- Born: December 2, 1957 (age 68) Castro Valley, California USA
- Occupation: Government relations

= Paul Mero =

Paul T. Mero (born December 2, 1957), worked in government affairs for Western Governors University (WGU) from 2019 to 2024. He is chairman of the board for Transcend Together, a state-based public policy group focused on lifting all Utahns to prosperity. Prior to WGU, Mero was CEO of Leadership Project for America and, prior to that, was president of the Sutherland Institute (2000–2014), a conservative think tank based in Salt Lake City, Utah.

==Background==
Mero was born in the California Bay Area and grew up outside of Washington, DC in Fairfax County. He attended Brigham Young University from 1980 to 1984, graduating with a BA in public policy. While at BYU, Mero co-founded a conservative campus newspaper, The Western Scholar.

From 1987 to 1997, he worked in the United States Congress, serving two different House members from California. From 1987 to 1993, Mero served as press secretary and legislative assistant to California Republican congressman William E. Dannemeyer. From 1993 to 1994, he represented the Christian Action Network on Capitol Hill. From 1994 to 1997, Mero served as counselor and then chief of staff to California Republican congressman Robert K. Dornan.

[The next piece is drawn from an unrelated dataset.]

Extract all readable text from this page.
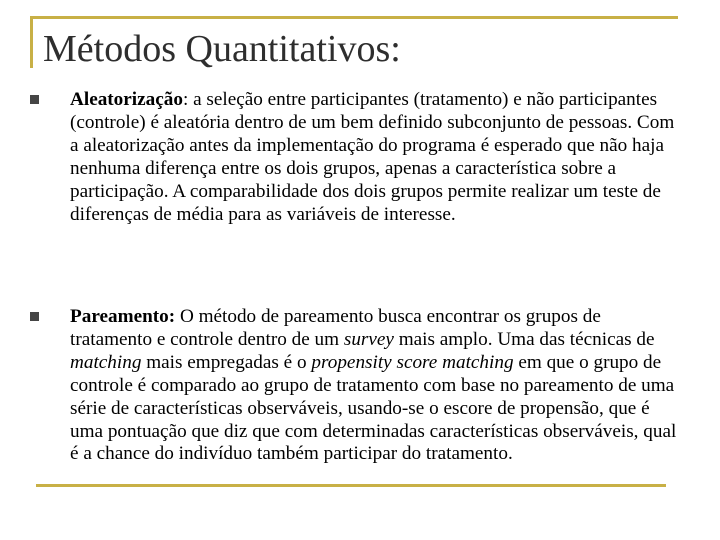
Métodos Quantitativos:
Aleatorização: a seleção entre participantes (tratamento) e não participantes (controle) é aleatória dentro de um bem definido subconjunto de pessoas. Com a aleatorização antes da implementação do programa é esperado que não haja nenhuma diferença entre os dois grupos, apenas a característica sobre a participação. A comparabilidade dos dois grupos permite realizar um teste de diferenças de média para as variáveis de interesse.
Pareamento: O método de pareamento busca encontrar os grupos de tratamento e controle dentro de um survey mais amplo. Uma das técnicas de matching mais empregadas é o propensity score matching em que o grupo de controle é comparado ao grupo de tratamento com base no pareamento de uma série de características observáveis, usando-se o escore de propensão, que é uma pontuação que diz que com determinadas características observáveis, qual é a chance do indivíduo também participar do tratamento.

In 1997, Mero left Capitol Hill to found the nonprofit Projects for America, creating SWAN, a social issues database. Projects for America merged in 1998 with the Howard Center for Family, Religion and Society in Rockford, Illinois. Mero served from 1998 to 2000 as its executive vice-president. In 1999, as part of his duties, he coordinated the meeting of the second World Congress of Families in Geneva, Switzerland.

From December 2000 to August 2014, Mero served as president of Sutherland Institute, a conservative think tank based in Salt Lake City, Utah.

From June 2015 until June 2016, Mero ran the Leadership Project for America. LPA promoted leadership, civility and free markets among public officials and published the Leadership Matrix, scoring all presidential contenders for the 2016 election. (Donald Trump received the lowest score of Republican candidates.)

From 2019 until 2024, Mero worked in government relations for WGU. Mero received his master's degree in management and leadership in 2022.

Mero is married to Sarah Ann Arntson. They have six children and twenty-four grandchildren and live in Eagle Mountain, Utah.